FIG. 2 illustrates an example of a compaction device used for hydro fracture generation. This is a technique to create small fractures (typically less than 1 mm), along which fluids such as gas, petroleum, uranium-bearing solution, and brine water may migrate to the well. Hydraulic pressure is removed from the well, then small grains of proppant (sand or aluminium oxide) hold these fractures open once the rock achieves equilibrium. The technique is very common in wells for shale gas, tight gas, tight oil, and coal seam gas and hard rock wells. This well stimulation is usually conducted once in the life of the well and greatly enhances fluid removal and well productivity, but there has been an increasing trend towards multiple hydraulic fracturing sessions as production declines.

In the example of FIG. 2 the compaction device 20 comprises a compression device 21, for example similar to in FIG. 1. A vibration generator device 22 is arranged to generate vibrations in the ultrasonic frequency range, and is a sonic or ultrasonically vibrating surface 22 that is affixed to the compression device 21. The vibration surface 22 can for example comprise a piezoelectric or magnetostrictive transducer. Vibrations at an injection point during a stimulation are produced by means of the vibrator generation device 22. This reduces the skin friction of the well and provides fractures 23 in the ground into which proppant may migrate. As mentioned above, this will allow wider apertures and hence more productive stimulation.

Claims

1. Subsurface material compaction device comprising:

a compression device,

a vibration generator device arranged to generate vibrations in the subsurface material, which vibrations are in the ultrasonic frequency range, and

a power source connected to the vibration generator.

2. Compaction device according to claim 1, where the compression device is a moving piston plate.

3. Compaction device according to claim 2, where the vibration generator device is a sonic or ultrasonically vibrating surface that is affixed to the moving piston-plate.

4. Compaction device according to claim 1, where the compression device is a plate connected to or integrated in the vibration generator device.

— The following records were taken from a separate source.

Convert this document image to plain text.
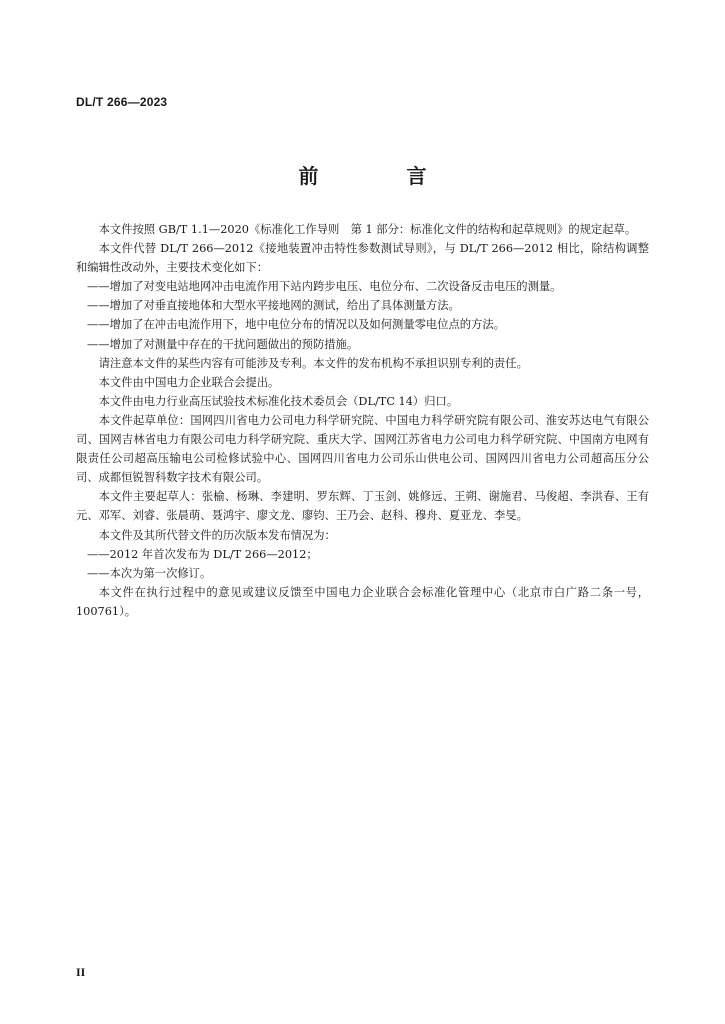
DL/T 266—2023
前　言

本文件按照 GB/T 1.1—2020《标准化工作导则　第 1 部分：标准化文件的结构和起草规则》的规定起草。

本文件代替 DL/T 266—2012《接地装置冲击特性参数测试导则》，与 DL/T 266—2012 相比，除结构调整和编辑性改动外，主要技术变化如下：

——增加了对变电站地网冲击电流作用下站内跨步电压、电位分布、二次设备反击电压的测量。

——增加了对垂直接地体和大型水平接地网的测试，给出了具体测量方法。

——增加了在冲击电流作用下，地中电位分布的情况以及如何测量零电位点的方法。

——增加了对测量中存在的干扰问题做出的预防措施。

请注意本文件的某些内容有可能涉及专利。本文件的发布机构不承担识别专利的责任。

本文件由中国电力企业联合会提出。

本文件由电力行业高压试验技术标准化技术委员会（DL/TC 14）归口。

本文件起草单位：国网四川省电力公司电力科学研究院、中国电力科学研究院有限公司、淮安苏达电气有限公司、国网吉林省电力有限公司电力科学研究院、重庆大学、国网江苏省电力公司电力科学研究院、中国南方电网有限责任公司超高压输电公司检修试验中心、国网四川省电力公司乐山供电公司、国网四川省电力公司超高压分公司、成都恒锐智科数字技术有限公司。

本文件主要起草人：张榆、杨琳、李建明、罗东辉、丁玉剑、姚修远、王朔、谢施君、马俊超、李洪春、王有元、邓军、刘睿、张晨萌、聂鸿宇、廖文龙、廖钧、王乃会、赵科、穆舟、夏亚龙、李旻。

本文件及其所代替文件的历次版本发布情况为：

——2012 年首次发布为 DL/T 266—2012；

——本次为第一次修订。

本文件在执行过程中的意见或建议反馈至中国电力企业联合会标准化管理中心（北京市白广路二条一号，100761）。

II
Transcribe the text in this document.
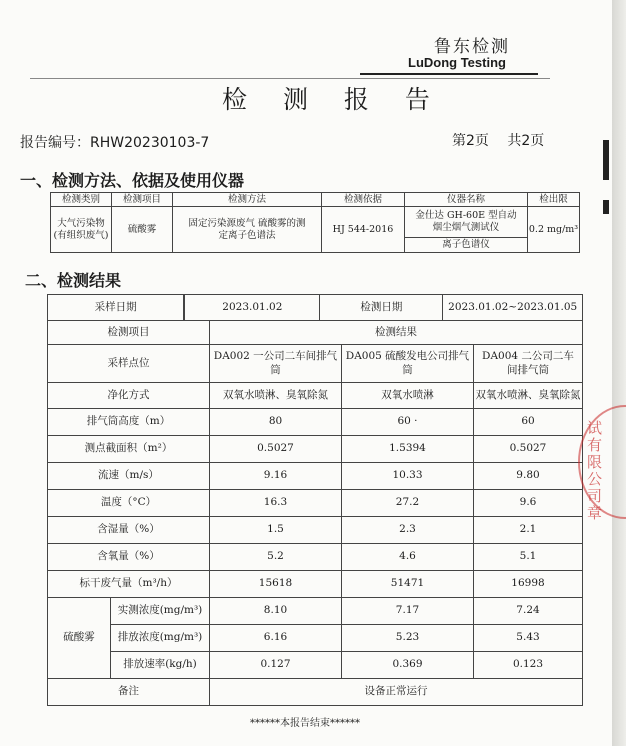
鲁东检测
LuDong Testing
检 测 报 告
报告编号：RHW20230103-7	第2页 共2页
一、检测方法、依据及使用仪器
检测类别	检测项目	检测方法	检测依据	仪器名称	检出限
大气污染物(有组织废气)	硫酸雾	固定污染源废气 硫酸雾的测定离子色谱法	HJ 544-2016	金仕达 GH-60E 型自动烟尘烟气测试仪	0.2 mg/m³
				离子色谱仪	
二、检测结果
采样日期		2023.01.02	检测日期	2023.01.02~2023.01.05
检测项目		检测结果		
采样点位		DA002 一公司二车间排气筒	DA005 硫酸发电公司排气筒	DA004 二公司二车间排气筒
净化方式		双氧水喷淋、臭氧除氮	双氧水喷淋	双氧水喷淋、臭氧除氮
排气筒高度（m）		80	60 ·	60
测点截面积（m²）		0.5027	1.5394	0.5027
流速（m/s）		9.16	10.33	9.80
温度（°C）		16.3	27.2	9.6
含湿量（%）		1.5	2.3	2.1
含氧量（%）		5.2	4.6	5.1
标干废气量（m³/h）		15618	51471	16998
硫酸雾	实测浓度(mg/m³)	8.10	7.17	7.24
	排放浓度(mg/m³)	6.16	5.23	5.43
	排放速率(kg/h)	0.127	0.369	0.123
备注		设备正常运行		
试有限公司章
******本报告结束******
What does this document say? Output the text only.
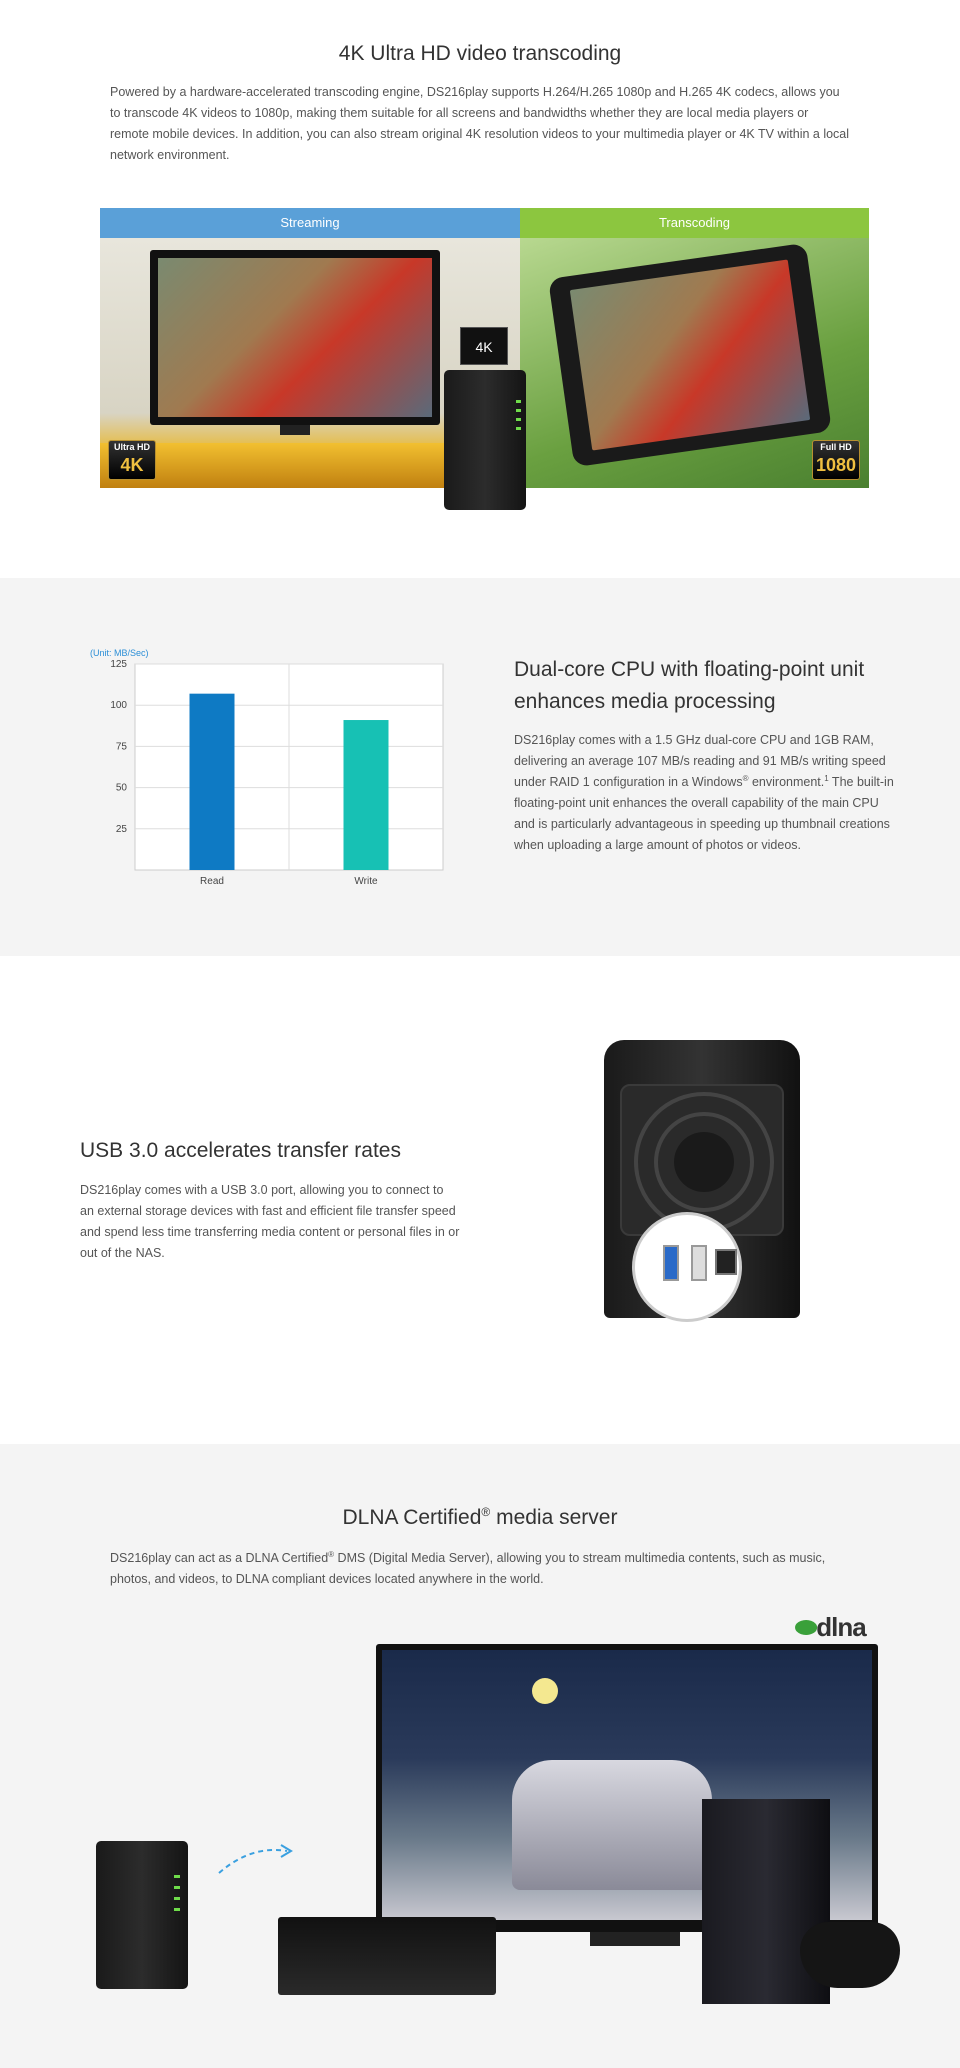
4K Ultra HD video transcoding

Powered by a hardware-accelerated transcoding engine, DS216play supports H.264/H.265 1080p and H.265 4K codecs, allows you to transcode 4K videos to 1080p, making them suitable for all screens and bandwidths whether they are local media players or remote mobile devices. In addition, you can also stream original 4K resolution videos to your multimedia player or 4K TV within a local network environment.

Streaming	Transcoding
Ultra HD
4K
Full HD
1080
4K
(Unit: MB/Sec)
25
50
75
100
125
Read	Write
Dual-core CPU with floating-point unit enhances media processing

DS216play comes with a 1.5 GHz dual-core CPU and 1GB RAM, delivering an average 107 MB/s reading and 91 MB/s writing speed under RAID 1 configuration in a Windows® environment.$^1$ The built-in floating-point unit enhances the overall capability of the main CPU and is particularly advantageous in speeding up thumbnail creations when uploading a large amount of photos or videos.

USB 3.0 accelerates transfer rates

DS216play comes with a USB 3.0 port, allowing you to connect to an external storage devices with fast and efficient file transfer speed and spend less time transferring media content or personal files in or out of the NAS.

DLNA Certified® media server

DS216play can act as a DLNA Certified® DMS (Digital Media Server), allowing you to stream multimedia contents, such as music, photos, and videos, to DLNA compliant devices located anywhere in the world.

⬬dlna
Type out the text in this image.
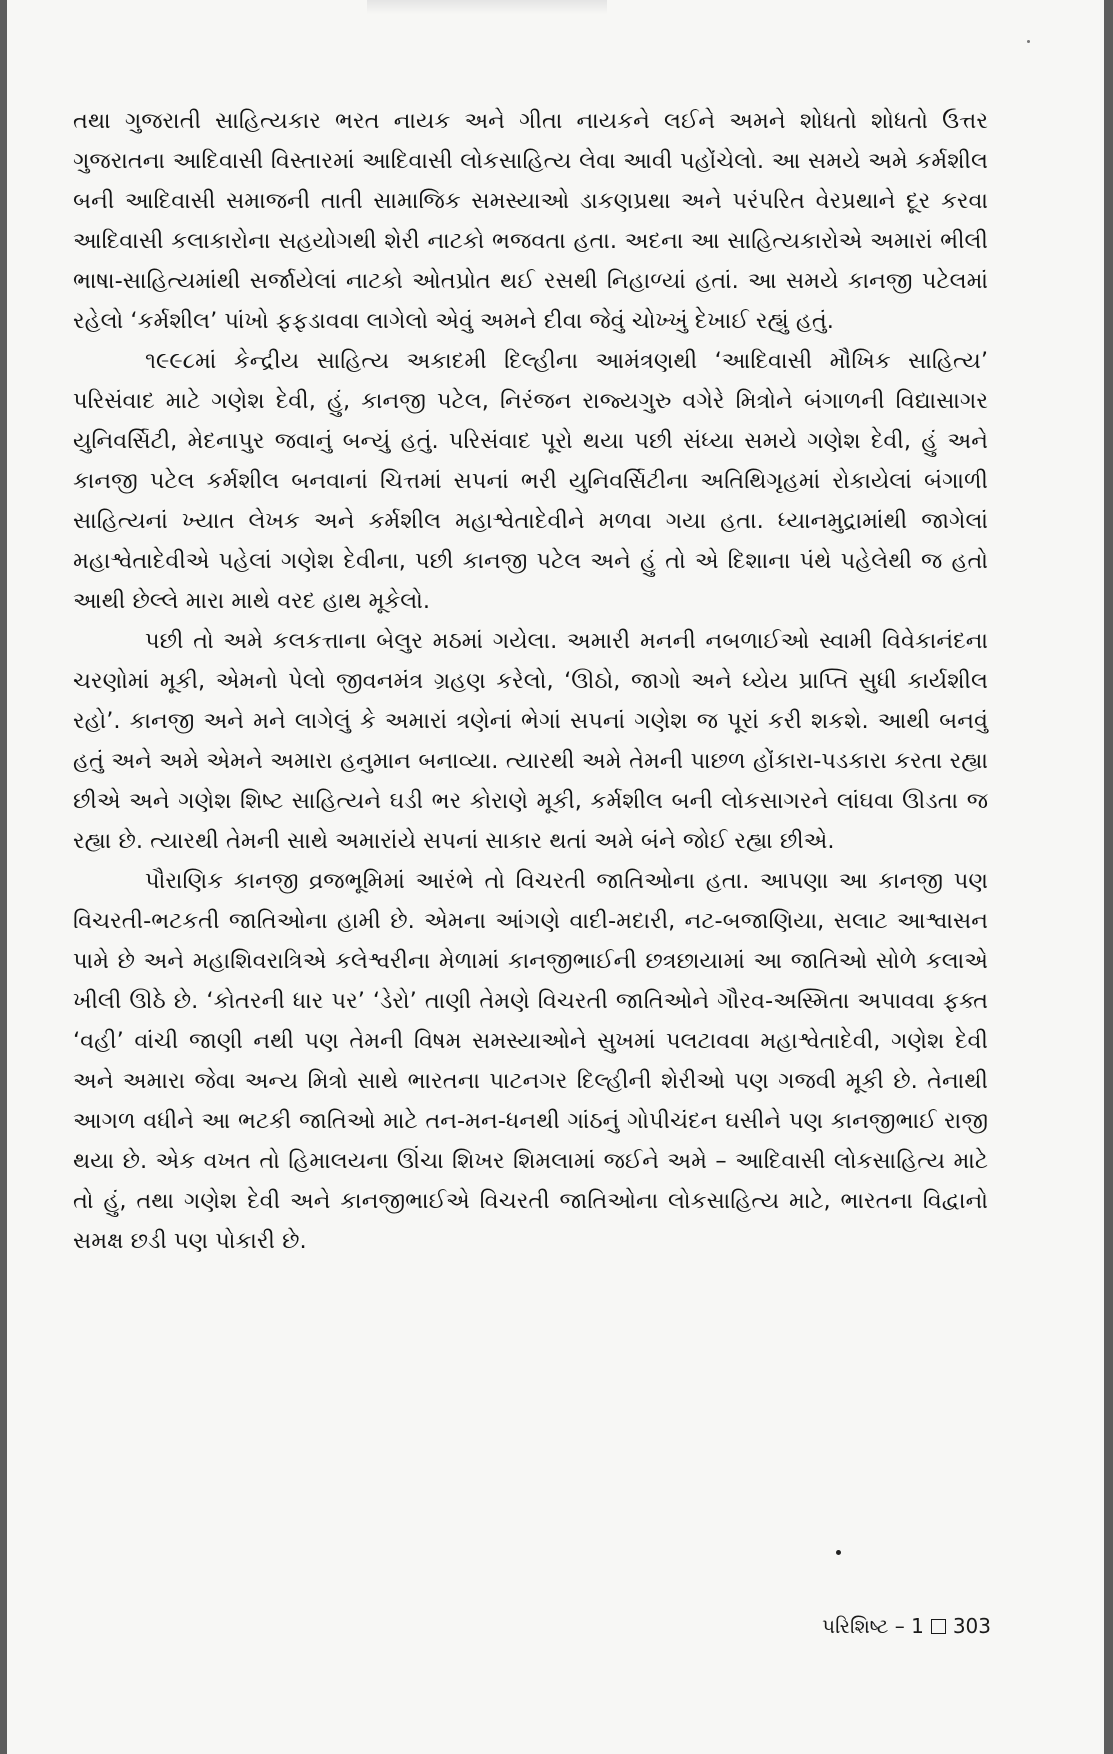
તથા ગુજરાતી સાહિત્યકાર ભરત નાયક અને ગીતા નાયકને લઈને અમને શોધતો શોધતો ઉત્તર ગુજરાતના આદિવાસી વિસ્તારમાં આદિવાસી લોકસાહિત્ય લેવા આવી પહોંચેલો. આ સમયે અમે કર્મશીલ બની આદિવાસી સમાજની તાતી સામાજિક સમસ્યાઓ ડાકણપ્રથા અને પરંપરિત વેરપ્રથાને દૂર કરવા આદિવાસી કલાકારોના સહયોગથી શેરી નાટકો ભજવતા હતા. અદના આ સાહિત્યકારોએ અમારાં ભીલી ભાષા-સાહિત્યમાંથી સર્જાયેલાં નાટકો ઓતપ્રોત થઈ રસથી નિહાળ્યાં હતાં. આ સમયે કાનજી પટેલમાં રહેલો ‘કર્મશીલ’ પાંખો ફફડાવવા લાગેલો એવું અમને દીવા જેવું ચોખ્ખું દેખાઈ રહ્યું હતું.

૧૯૯૮માં કેન્દ્રીય સાહિત્ય અકાદમી દિલ્હીના આમંત્રણથી ‘આદિવાસી મૌખિક સાહિત્ય’ પરિસંવાદ માટે ગણેશ દેવી, હું, કાનજી પટેલ, નિરંજન રાજ્યગુરુ વગેરે મિત્રોને બંગાળની વિદ્યાસાગર યુનિવર્સિટી, મેદનાપુર જવાનું બન્યું હતું. પરિસંવાદ પૂરો થયા પછી સંધ્યા સમયે ગણેશ દેવી, હું અને કાનજી પટેલ કર્મશીલ બનવાનાં ચિત્તમાં સપનાં ભરી યુનિવર્સિટીના અતિથિગૃહમાં રોકાયેલાં બંગાળી સાહિત્યનાં ખ્યાત લેખક અને કર્મશીલ મહાશ્વેતાદેવીને મળવા ગયા હતા. ધ્યાનમુદ્રામાંથી જાગેલાં મહાશ્વેતાદેવીએ પહેલાં ગણેશ દેવીના, પછી કાનજી પટેલ અને હું તો એ દિશાના પંથે પહેલેથી જ હતો આથી છેલ્લે મારા માથે વરદ હાથ મૂકેલો.

પછી તો અમે કલકત્તાના બેલુર મઠમાં ગયેલા. અમારી મનની નબળાઈઓ સ્વામી વિવેકાનંદના ચરણોમાં મૂકી, એમનો પેલો જીવનમંત્ર ગ્રહણ કરેલો, ‘ઊઠો, જાગો અને ધ્યેય પ્રાપ્તિ સુધી કાર્યશીલ રહો’. કાનજી અને મને લાગેલું કે અમારાં ત્રણેનાં ભેગાં સપનાં ગણેશ જ પૂરાં કરી શકશે. આથી બનવું હતું અને અમે એમને અમારા હનુમાન બનાવ્યા. ત્યારથી અમે તેમની પાછળ હોંકારા-પડકારા કરતા રહ્યા છીએ અને ગણેશ શિષ્ટ સાહિત્યને ઘડી ભર કોરાણે મૂકી, કર્મશીલ બની લોકસાગરને લાંઘવા ઊડતા જ રહ્યા છે. ત્યારથી તેમની સાથે અમારાંયે સપનાં સાકાર થતાં અમે બંને જોઈ રહ્યા છીએ.

પૌરાણિક કાનજી વ્રજભૂમિમાં આરંભે તો વિચરતી જાતિઓના હતા. આપણા આ કાનજી પણ વિચરતી-ભટકતી જાતિઓના હામી છે. એમના આંગણે વાદી-મદારી, નટ-બજાણિયા, સલાટ આશ્વાસન પામે છે અને મહાશિવરાત્રિએ કલેશ્વરીના મેળામાં કાનજીભાઈની છત્રછાયામાં આ જાતિઓ સોળે કલાએ ખીલી ઊઠે છે. ‘કોતરની ધાર પર’ ‘ડેરો’ તાણી તેમણે વિચરતી જાતિઓને ગૌરવ-અસ્મિતા અપાવવા ફક્ત ‘વહી’ વાંચી જાણી નથી પણ તેમની વિષમ સમસ્યાઓને સુખમાં પલટાવવા મહાશ્વેતાદેવી, ગણેશ દેવી અને અમારા જેવા અન્ય મિત્રો સાથે ભારતના પાટનગર દિલ્હીની શેરીઓ પણ ગજવી મૂકી છે. તેનાથી આગળ વધીને આ ભટકી જાતિઓ માટે તન-મન-ધનથી ગાંઠનું ગોપીચંદન ઘસીને પણ કાનજીભાઈ રાજી થયા છે. એક વખત તો હિમાલયના ઊંચા શિખર શિમલામાં જઈને અમે – આદિવાસી લોકસાહિત્ય માટે તો હું, તથા ગણેશ દેવી અને કાનજીભાઈએ વિચરતી જાતિઓના લોકસાહિત્ય માટે, ભારતના વિદ્વાનો સમક્ષ છડી પણ પોકારી છે.

પરિશિષ્ટ – 1 303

5. Compaction device according to one of the previous claims, where the vibration generator device is connected to the compression device and arranged to generate vibrations in the compression device.

6. Compaction device according to claim 5, where the vibration generator device generates high-power vibrations of >1 kW and >8 kHz frequency.

7. Compaction device according to claim 5, further comprising a controller unit connected to the vibration generator to control the vibration generator.

8. Compaction device according to claim 5, where the vibration generator is a piezoelectric or magnetostrictive transducer.

9. Compaction device according claim 5, where the vibrations are in the area 20 kHz and above.